If the FIRLoading Module is pre-empted, then the execution time of the modules will be increased.
Additional Notes on Audio Weaver Profiling
Real time profiling of a multi-threaded layout is not accurate, where the load of a low priority thread can’t be isolated from the high priority thread. Manual profiling on the other hand, does profiling of each thread separately, one after the other and provides accurate information per thread.
Since system and other interrupts can and do preempt audio processing, every measurement has a first order low pass filter to mitigate preemption spikes. The low pass filters are designed so that the time for the profiling values to stabilize is less than 5 seconds. The output of these low pass filters represents the average cycle profiling feature.

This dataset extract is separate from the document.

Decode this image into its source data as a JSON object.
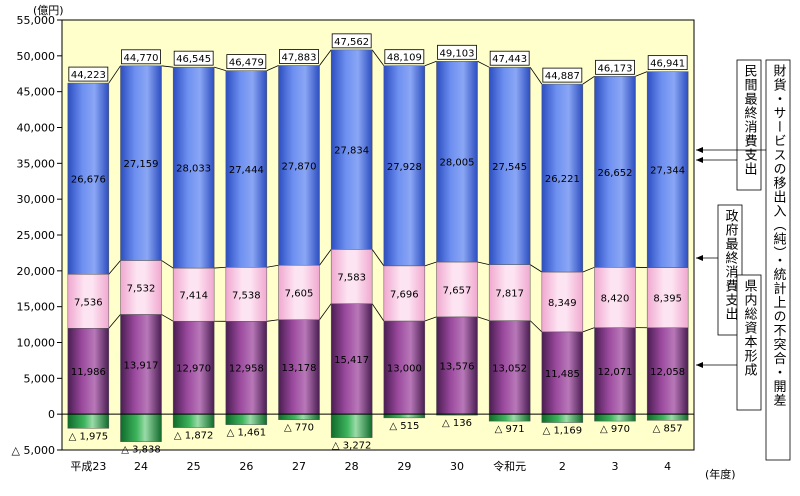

In order for profiling to be accurate for embedded targets, AWE Core relies on a suitable operation to retrieve the system cycle count. This operation can be implemented internally in the AWE Core library only if the method supported by the target is known at compile time. If the cycle count retrieve function is not implemented in the AWE Core library, then the user must supply functions that retrieve the system cycle count as part of the application. The core speed and the units of the retrieved cycle counts must be correctly defined by the user for the profiling to be accurate.
The CPU load meter shown on the Server window is accurate for 1 or 2 threads. It is inaccurate for 3 or more threads.
Audio Weaver Server Profiling
While an .awd is running in Audio Weaver, the Audio Weaver Server provides real time CPU and Memory profiling of the entire layout:
Server Profiling on Multi-CPU Targets
AWE Core may be running in multiple threads on several CPUs in some instances. The application is not aware of which CPU the thread is running on by default. This means that without some extra work, the default display of CPU % cannot be trusted for multi CPU targets as the assumption will be that all threads run on a single CPU.
If CPU affinities are enabled on the target, server will display text percentages for each CPU that a layout is running on. The CPU percentage indicator bar will show the load for the CPU which has the highest load. Any CPUs without an associated layout will not be shown.
Setting and getting CPU affinities is done through the AWE Core functions awe_fwSetLayoutCoreAffinity
and awe_fwGetLayoutCoreAffinity
. These functions are described in the AWE Core API documentation. Customers utilizing AWE Core OS have this feature built in as described here.